Coup de tabac chez Altadis : 2.440 emplois supprimés en Europe, dont 1.060 en France

L'ex-Seita, devenue Altadis en 1999 lors du mariage avec son homologue espagnol Tabacalera, et rachetée en janvier par Imperial Tobacco, annonce la suppression de 2.440 emplois en Europe. L'Hexagone est particulièrement touché avec 1.060 postes supprimés sur un effectif de 2.200.

Le groupe de tabac franco-espagnol Altadis, racheté en janvier par son concurrent britannique Imperial Tobacco pour plus de 16 milliards d'euros, taille dans ses effectifs et ses usines. Le groupe a annoncé ce jeudi, lors d'un comité d'entreprise (CE) extraordinaire, la suppression de 2.440 emplois en Europe dont 1.060 en France. Globalement cela représente une réduction de 6% des effectifs mais pour l'Hexagone ce sont quand même la moitié des postes qui vont être supprimés.

Six sites vont fermer leurs portes dont deux en France, Metz et Strasbourg. Outre le territoire national, l'ESpagne paie un lourd tribut avec 830 postes supprimés. Ailleurs, le groupe prévoit de se séparer de 260 salariés au Royaume-Uni, 250 en Allemagne, 100 en Russie, plus 140 autres répartis entre la Belgique, l'Italie, l'Ukraine et la Slovaquie. En revanche, quelque 200 postes devraient être créés en Pologne.

Altadis emploie plus de 2.000 personnes en France sur 8 sites: Paris où se trouve le siège, Nantes et Riom (Puy-de-Dôme) qui fabriquent les cigarettes, Metz en charge du tabac à rouler, Strasbourg pour les cigares, Le Havre où parvient le tabac brut, Les Aubrais (Loiret) et Bergerac (Dordogne) qui accueillent les centres de recherche et développement. Hors de l'Hexagone, les sites d'Alicante (Espagne), Bristol (Royaume-Uni), Berlin (Allemagne) et un autre situé en Slovaquie seront fermés.
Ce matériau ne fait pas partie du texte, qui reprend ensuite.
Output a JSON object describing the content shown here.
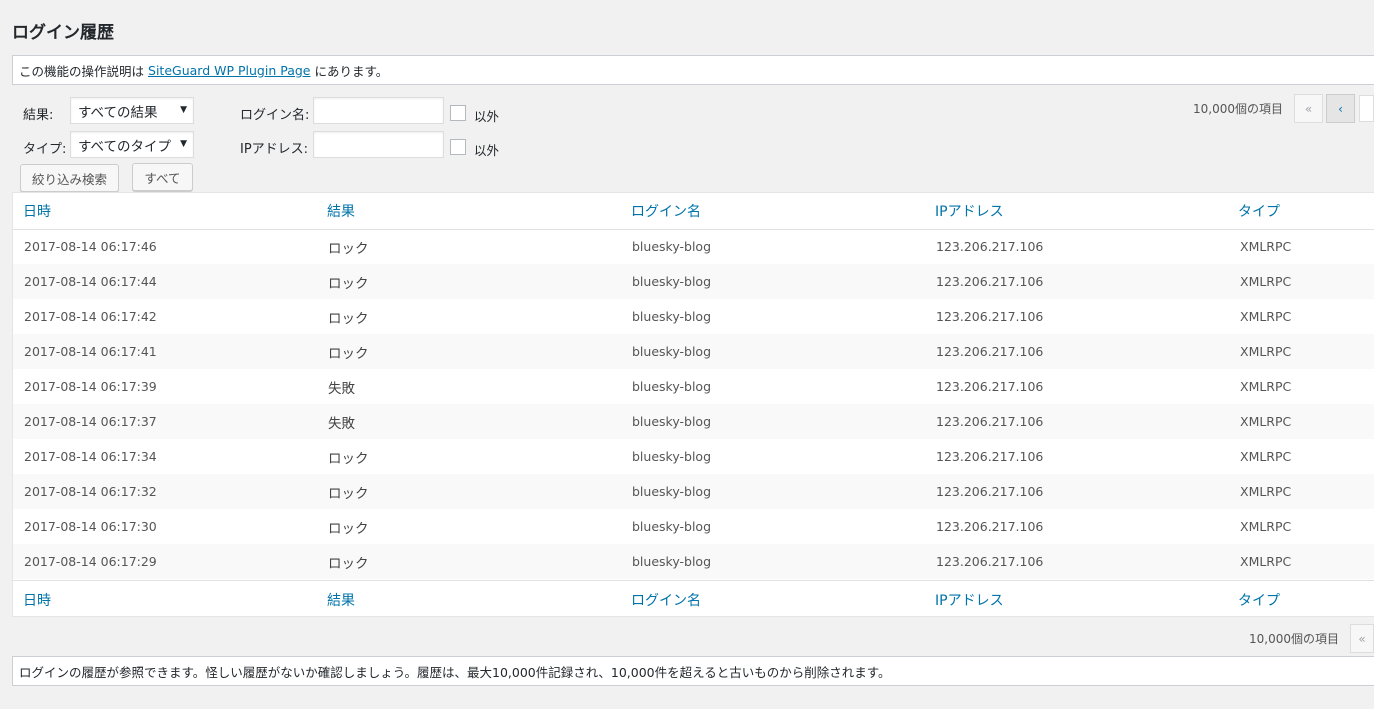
{
  "page_title": "ログイン履歴",
  "notice_top": {
    "prefix": "この機能の操作説明は",
    "link": "SiteGuard WP Plugin Page",
    "suffix": "にあります。"
  },
  "filters": {
    "result_label": "結果:",
    "result_value": "すべての結果",
    "type_label": "タイプ:",
    "type_value": "すべてのタイプ",
    "login_label": "ログイン名:",
    "ip_label": "IPアドレス:",
    "exclude_label": "以外",
    "caret": "▼",
    "search_button": "絞り込み検索",
    "all_button": "すべて"
  },
  "pagination": {
    "count_top": "10,000個の項目",
    "count_bottom": "10,000個の項目",
    "first": "«",
    "prev": "‹"
  },
  "table": {
    "headers": [
      "日時",
      "結果",
      "ログイン名",
      "IPアドレス",
      "タイプ"
    ],
    "rows": [
      [
        "2017-08-14 06:17:46",
        "ロック",
        "bluesky-blog",
        "123.206.217.106",
        "XMLRPC"
      ],
      [
        "2017-08-14 06:17:44",
        "ロック",
        "bluesky-blog",
        "123.206.217.106",
        "XMLRPC"
      ],
      [
        "2017-08-14 06:17:42",
        "ロック",
        "bluesky-blog",
        "123.206.217.106",
        "XMLRPC"
      ],
      [
        "2017-08-14 06:17:41",
        "ロック",
        "bluesky-blog",
        "123.206.217.106",
        "XMLRPC"
      ],
      [
        "2017-08-14 06:17:39",
        "失敗",
        "bluesky-blog",
        "123.206.217.106",
        "XMLRPC"
      ],
      [
        "2017-08-14 06:17:37",
        "失敗",
        "bluesky-blog",
        "123.206.217.106",
        "XMLRPC"
      ],
      [
        "2017-08-14 06:17:34",
        "ロック",
        "bluesky-blog",
        "123.206.217.106",
        "XMLRPC"
      ],
      [
        "2017-08-14 06:17:32",
        "ロック",
        "bluesky-blog",
        "123.206.217.106",
        "XMLRPC"
      ],
      [
        "2017-08-14 06:17:30",
        "ロック",
        "bluesky-blog",
        "123.206.217.106",
        "XMLRPC"
      ],
      [
        "2017-08-14 06:17:29",
        "ロック",
        "bluesky-blog",
        "123.206.217.106",
        "XMLRPC"
      ]
    ]
  },
  "notice_bottom": "ログインの履歴が参照できます。怪しい履歴がないか確認しましょう。履歴は、最大10,000件記録され、10,000件を超えると古いものから削除されます。",
  "colors": {
    "link": "#0073aa",
    "background": "#f1f1f1",
    "text": "#23282d"
  }
}
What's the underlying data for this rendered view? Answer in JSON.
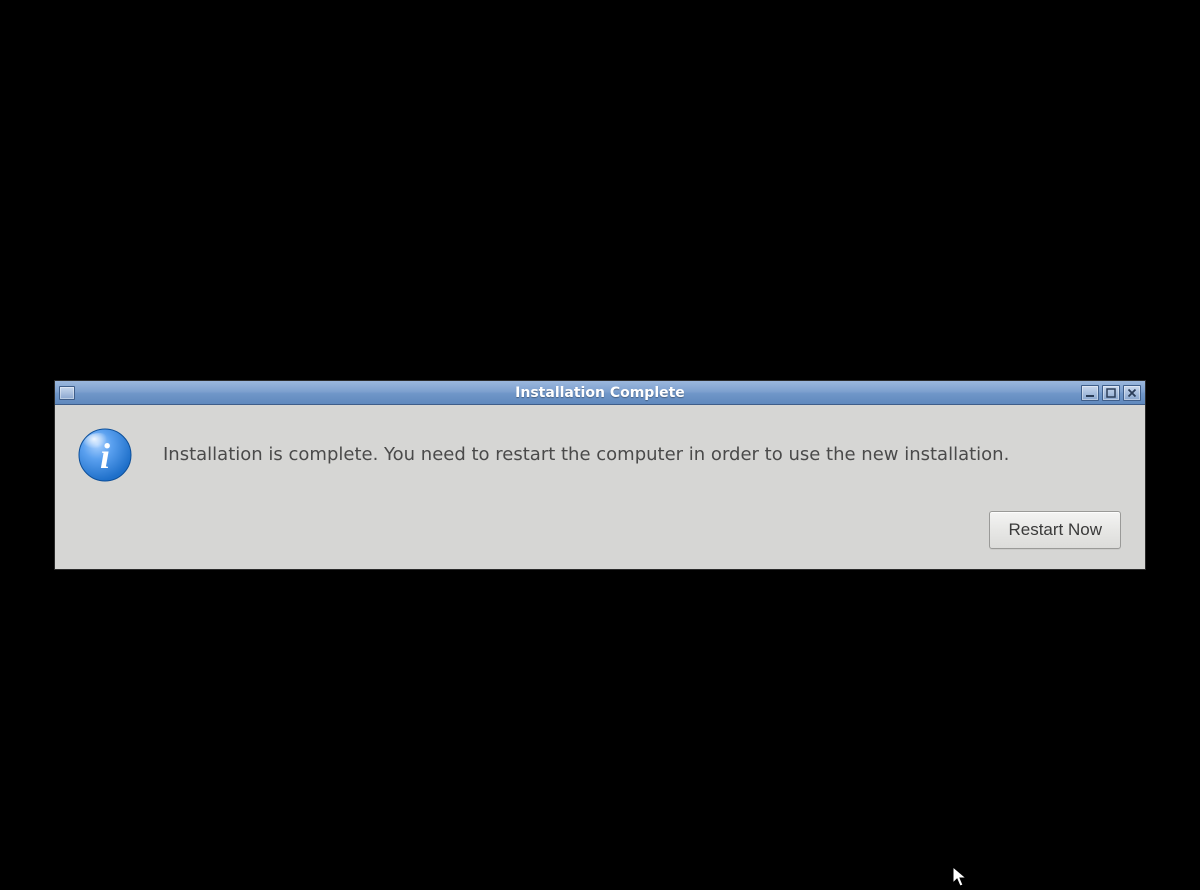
{
  "dialog": {
    "title": "Installation Complete",
    "message": "Installation is complete. You need to restart the computer in order to use the new installation.",
    "restart_button_label": "Restart Now"
  }
}
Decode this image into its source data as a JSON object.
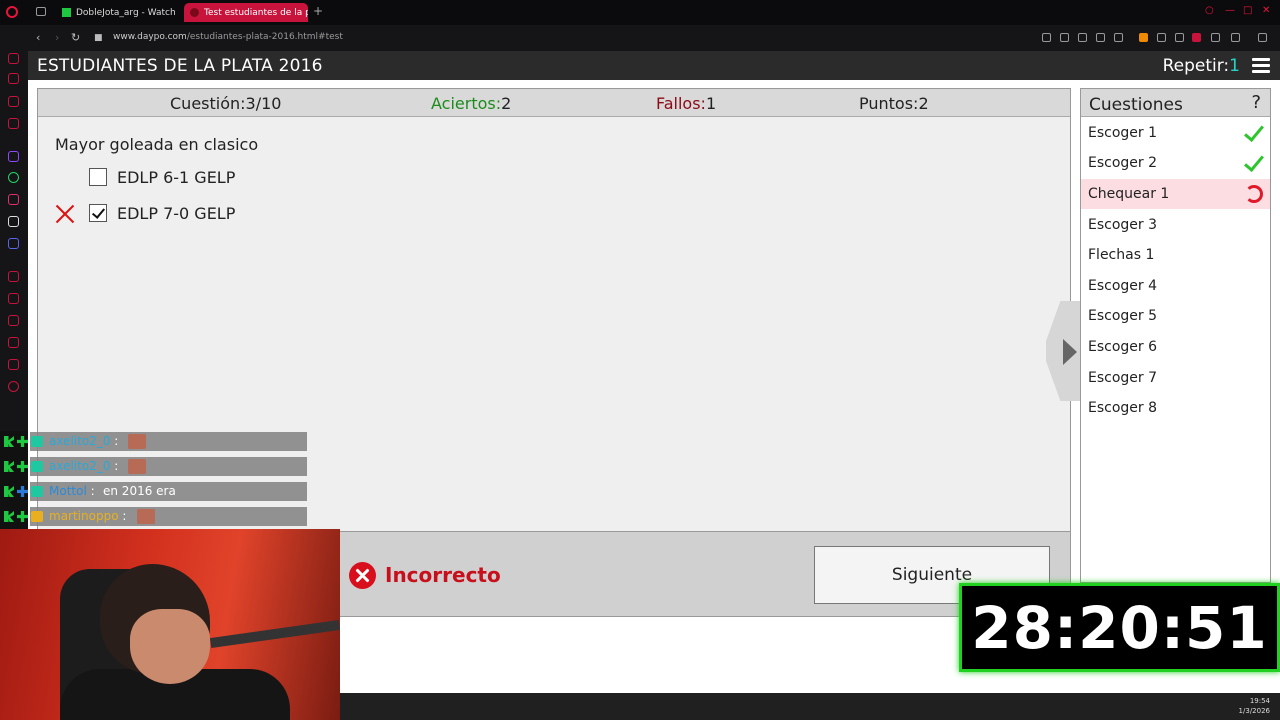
{
  "browser": {
    "tabs": [
      {
        "label": "DobleJota_arg - Watch clip",
        "active": false
      },
      {
        "label": "Test estudiantes de la plata",
        "active": true
      }
    ],
    "new_tab": "+",
    "url_host": "www.daypo.com",
    "url_path": "/estudiantes-plata-2016.html#test",
    "nav": {
      "back": "‹",
      "forward": "›",
      "reload": "↻"
    }
  },
  "header": {
    "title": "ESTUDIANTES DE LA PLATA 2016",
    "repeat_label": "Repetir:",
    "repeat_value": "1"
  },
  "stats": {
    "question_label": "Cuestión:",
    "question_value": "3/10",
    "correct_label": "Aciertos:",
    "correct_value": "2",
    "wrong_label": "Fallos:",
    "wrong_value": "1",
    "points_label": "Puntos:",
    "points_value": "2",
    "colors": {
      "correct": "#1c8c1c",
      "wrong": "#8b0b16"
    }
  },
  "question": {
    "text": "Mayor goleada en clasico",
    "options": [
      {
        "label": "EDLP 6-1 GELP",
        "checked": false,
        "marked_wrong": false
      },
      {
        "label": "EDLP 7-0 GELP",
        "checked": true,
        "marked_wrong": true
      }
    ]
  },
  "feedback": {
    "status": "Incorrecto",
    "next_button": "Siguiente"
  },
  "questions_panel": {
    "title": "Cuestiones",
    "help": "?",
    "items": [
      {
        "label": "Escoger 1",
        "state": "correct"
      },
      {
        "label": "Escoger 2",
        "state": "correct"
      },
      {
        "label": "Chequear 1",
        "state": "current"
      },
      {
        "label": "Escoger 3",
        "state": "pending"
      },
      {
        "label": "Flechas 1",
        "state": "pending"
      },
      {
        "label": "Escoger 4",
        "state": "pending"
      },
      {
        "label": "Escoger 5",
        "state": "pending"
      },
      {
        "label": "Escoger 6",
        "state": "pending"
      },
      {
        "label": "Escoger 7",
        "state": "pending"
      },
      {
        "label": "Escoger 8",
        "state": "pending"
      }
    ]
  },
  "chat": [
    {
      "user": "axelito2_0",
      "sep": " :",
      "message": "",
      "user_color": "#2aa8d8"
    },
    {
      "user": "axelito2_0",
      "sep": " :",
      "message": "",
      "user_color": "#2aa8d8"
    },
    {
      "user": "Mottol",
      "sep": " :",
      "message": " en 2016 era",
      "user_color": "#2a8ad8"
    },
    {
      "user": "martinoppo",
      "sep": " :",
      "message": "",
      "user_color": "#e8b020"
    }
  ],
  "timer": "28:20:51",
  "taskbar": {
    "time": "19:54",
    "date": "1/3/2026"
  }
}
D'autres unités verront leurs activités réduites ou transférées dans d'autres usines, notamment les centres de Dunkerque (dont une partie de la production partira au Havre), Riom et Nantes pour la France.

Le plan devrait entraîner autour de 600 millions d'euros de frais de restructuration, selon le groupe britannique, qui compte parallèlement dégager grâce à l'acquisition d'Altadis 300 millions d'euros d'économies par an d'ici 2010, puis 400 millions à partir de 2012.
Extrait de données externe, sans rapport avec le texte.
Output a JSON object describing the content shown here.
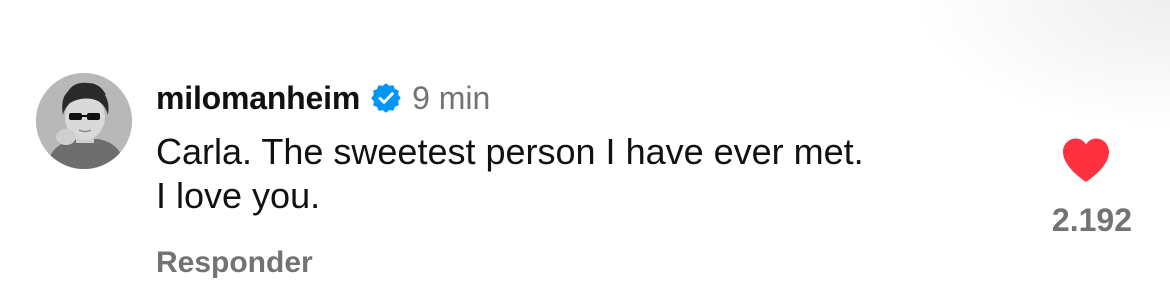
{
  "comment": {
    "username": "milomanheim",
    "verified": true,
    "time": "9 min",
    "text": "Carla. The sweetest person I have ever met.\nI love you.",
    "reply_label": "Responder",
    "likes": "2.192",
    "liked": true
  },
  "colors": {
    "heart": "#ff3040",
    "verified_badge": "#0095f6",
    "secondary_text": "#737373",
    "primary_text": "#111111"
  },
  "icons": {
    "verified": "verified-badge-icon",
    "like": "heart-filled-icon"
  }
}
Altadis avait déjà annoncé en 2006 un projet de restructuration concernant les fonctions centrales et commerciales ainsi que la distribution, entraînant la suppression de 472 postes, 239 en France et 233 en Espagne En 2005, le groupe avait fermé l'usine de cigarettes de Lille, qui employait plus de 500 salariés au moment de l'annonce de sa fermeture en 2003.